妹は、「そんなもの探している暇もお金もない」と言って普段の生活に戻った。
 一体、何を探せば良いのだろうか。「だいおーかーなー」とは、場所なのだろうか?それとも、人なのだろうか?祖父は一体、何を指差したのだろうか。
 僕だけが、祖父の言い遺した「だいおーかーなー」に取り憑かれたのだった。

 調べて行くと、この現象の最初の人物に辿り着いた。つまり、一番初めに「だいおーかーなー」を聞いた人物だ。僕は、その人物に話を聞く事が出来た。
 その時聞いた言葉をここに記す。
「私は、祖父からその言葉を聞きました。
私の兄も一緒に聞いていました。兄は、大学で考古学を専攻しておりました・・・。これは考古学者の性なのでしょうか、兄はその答えを探しに海へ飛び出しました。最初の三年間は写真を送ってくれました。エジプトやバチカン、ロンドン、中国やロシアへも行ったようです。しかし、何ひとつ手掛かりは無かったようです。
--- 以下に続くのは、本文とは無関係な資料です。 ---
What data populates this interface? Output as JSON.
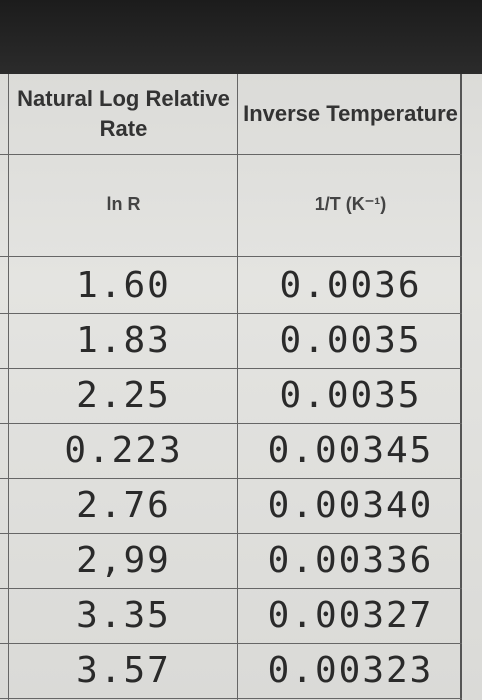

そしてある時、ふらっと兄は帰って来ました。兄は、ぼろぼろに窶れ人相が変わってしまっておりました。突然帰って来た兄は、何も語る事無く、祖父の部屋を漁り始めました。そして三日後、兄は再び家を出ました。それからの兄の事は、私は知りません。全く連絡が無かったんです。二年後、私が見たのは、痩せ細り弱り果てた姿でした。兄は亡くなる直前まで「だいおーかーなー」と繰り返し言っていました。結局、兄は何ひとつ手掛かりは掴めなかったようです。」